Winning the race against time: How technology and policy have transformed pediatric heart transplant survival
For a child with end-stage heart failure, being placed on the transplant waiting list begins a terrifying race against time. Decades ago, this was a race that few won.
For me, research on this issue is deeply personal. I was born with an unforeseen congenital heart defect that was repaired shortly after my birth, and I’ve lived my entire life thanks to the sort of medical advances our recent paper investigates. This is what drove our team to ask this simple question: For children on the heart transplant waiting list today, have things truly gotten better? We explored decades of data from the United Network for Organ Sharing (UNOS) and found a story of unbelievable progress.
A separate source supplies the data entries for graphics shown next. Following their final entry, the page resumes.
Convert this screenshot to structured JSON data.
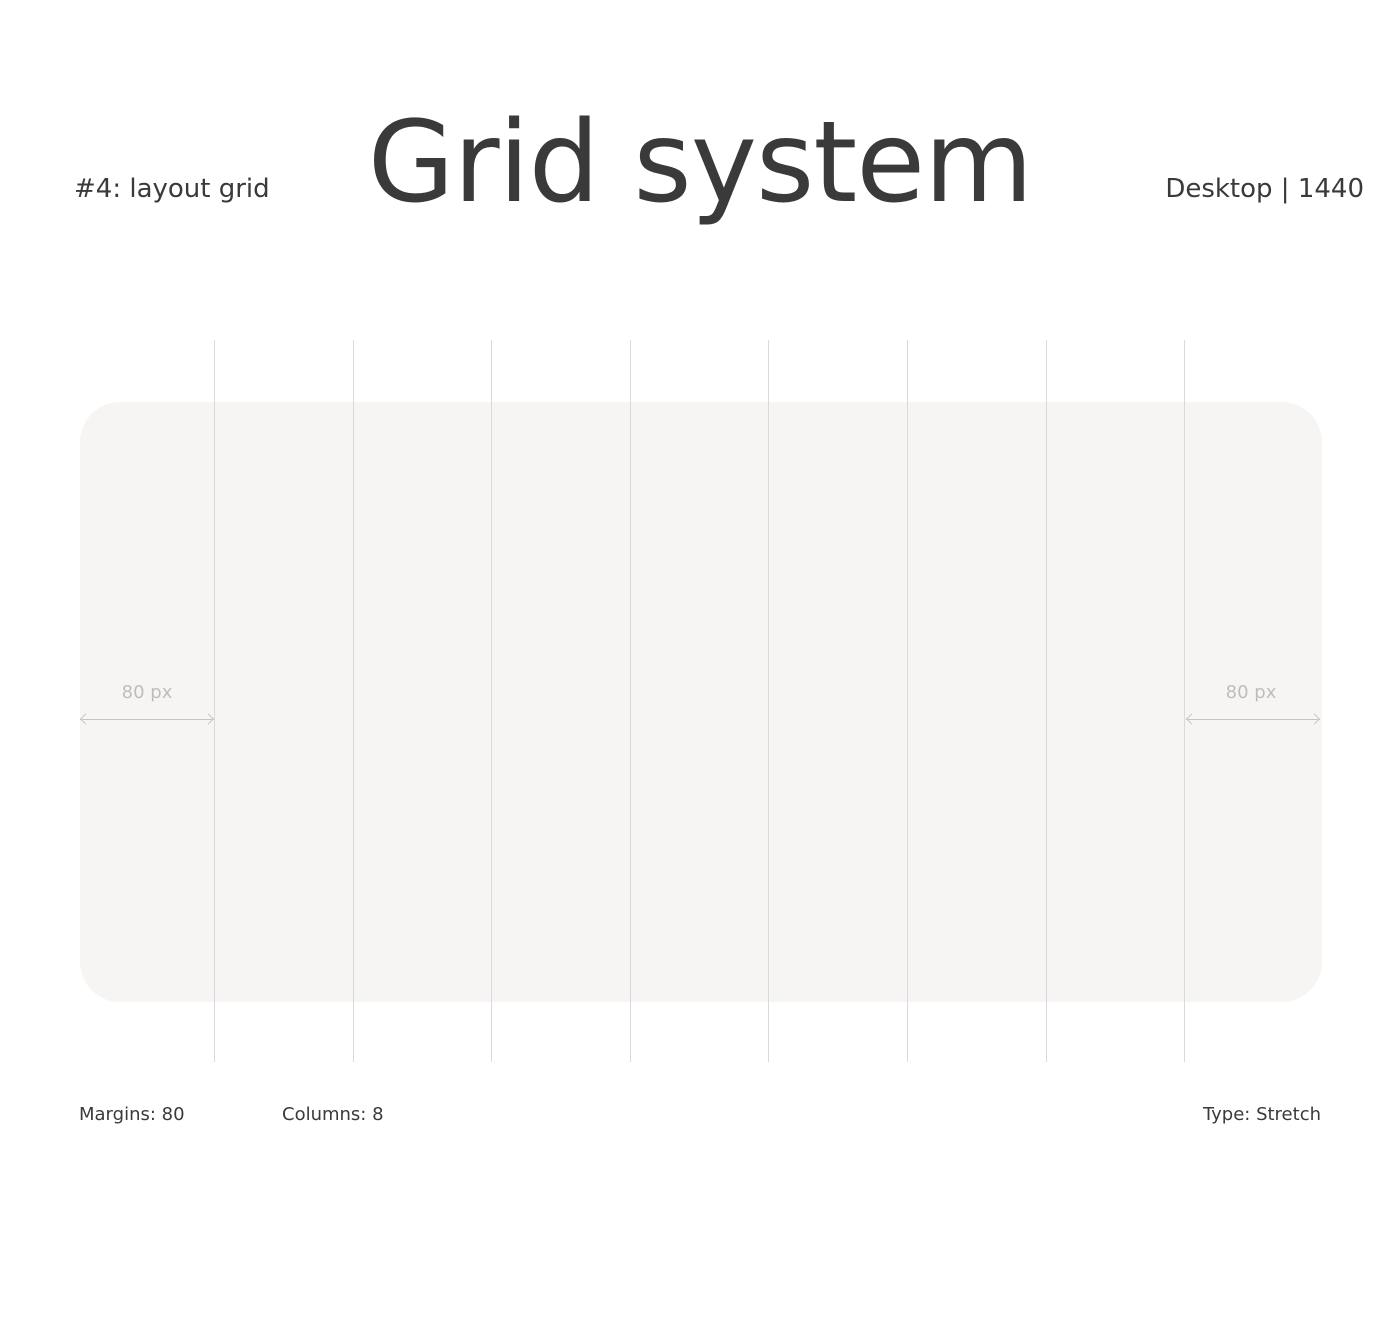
{
  "header": {
    "title": "Grid system",
    "subtitle_left": "#4: layout grid",
    "subtitle_right": "Desktop | 1440"
  },
  "grid": {
    "margin_label_left": "80 px",
    "margin_label_right": "80 px",
    "column_count": 8,
    "panel_color": "#f7f5f3",
    "line_color": "#d9d9d9"
  },
  "footer": {
    "margins": "Margins: 80",
    "columns": "Columns: 8",
    "type": "Type: Stretch"
  }
}
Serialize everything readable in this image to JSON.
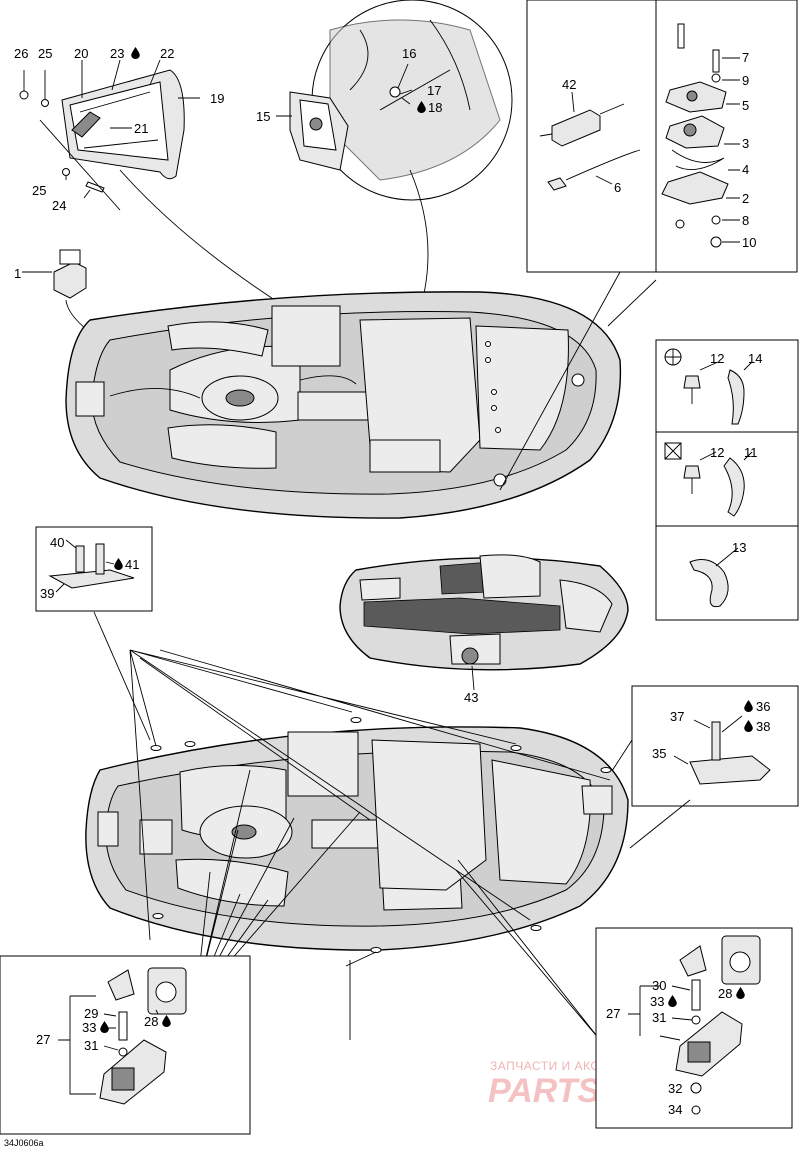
{
  "watermark": {
    "tagline": "ЗАПЧАСТИ И АКСЕССУАРЫ ДЛЯ МОТОТЕХНИКИ",
    "logo_text": "PARTSFOR.RU"
  },
  "figure_code": "34J0606a",
  "callouts": {
    "c1": "1",
    "c2": "2",
    "c3": "3",
    "c4": "4",
    "c5": "5",
    "c6": "6",
    "c7": "7",
    "c8": "8",
    "c9": "9",
    "c10": "10",
    "c11": "11",
    "c12a": "12",
    "c12b": "12",
    "c13": "13",
    "c14": "14",
    "c15": "15",
    "c16": "16",
    "c17": "17",
    "c18": "18",
    "c19": "19",
    "c20": "20",
    "c21": "21",
    "c22": "22",
    "c23": "23",
    "c24": "24",
    "c25a": "25",
    "c25b": "25",
    "c26": "26",
    "c27a": "27",
    "c27b": "27",
    "c28a": "28",
    "c28b": "28",
    "c29": "29",
    "c30": "30",
    "c31a": "31",
    "c31b": "31",
    "c32": "32",
    "c33a": "33",
    "c33b": "33",
    "c34": "34",
    "c35": "35",
    "c36": "36",
    "c37": "37",
    "c38": "38",
    "c39": "39",
    "c40": "40",
    "c41": "41",
    "c42": "42",
    "c43": "43"
  },
  "icons": {
    "adhesive": "drop-icon",
    "legend_circle": "circle-crosshair-icon",
    "legend_square": "square-x-icon"
  }
}
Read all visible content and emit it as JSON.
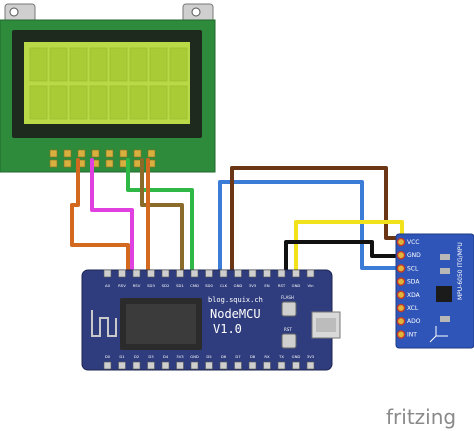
{
  "nodemcu": {
    "site_label": "blog.squix.ch",
    "name": "NodeMCU",
    "version": "V1.0",
    "top_pins": [
      "A0",
      "RSV",
      "RSV",
      "SD3",
      "SD2",
      "SD1",
      "CMD",
      "SD0",
      "CLK",
      "GND",
      "3V3",
      "EN",
      "RST",
      "GND",
      "Vin"
    ],
    "bottom_pins": [
      "D0",
      "D1",
      "D2",
      "D3",
      "D4",
      "3V3",
      "GND",
      "D5",
      "D6",
      "D7",
      "D8",
      "RX",
      "TX",
      "GND",
      "3V3"
    ],
    "button_flash": "FLASH",
    "button_rst": "RST"
  },
  "mpu": {
    "pins": [
      "VCC",
      "GND",
      "SCL",
      "SDA",
      "XDA",
      "XCL",
      "ADO",
      "INT"
    ],
    "model": "MPU-6050 ITG/MPU"
  },
  "watermark": "fritzing",
  "colors": {
    "lcd_board": "#2e8b3c",
    "lcd_screen": "#b9da46",
    "nodemcu_board": "#2f3d7e",
    "mpu_board": "#2f55b8",
    "wire_orange": "#d2691e",
    "wire_magenta": "#e040e0",
    "wire_green": "#2fb845",
    "wire_olive": "#8b6b2a",
    "wire_blue": "#3a7cd6",
    "wire_brown": "#6b3616",
    "wire_yellow": "#f2e21b",
    "wire_black": "#111111"
  }
}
In our paper, “Trends in Survival on the Pediatric Heart Transplant Waiting List,” published in Pediatric Cardiology, we analyzed the outcomes of more than 18,000 pediatric heart transplant candidates between 1987 and 2023. The initial data was grim. In the late 1980s, a child’s chance of surviving one year on the waiting list was just 21.1%.
By 2023, the number had risen to 70.5%. So, what changed?
The most visible change has been the technology that we use. Patients now have access to powerful mechanical circulatory support devices, such as VADs and ECMO, which serve as essential bridges to transplantation. By supplementing or replacing a failing heart, they afford precious time to patients until a donor heart becomes available.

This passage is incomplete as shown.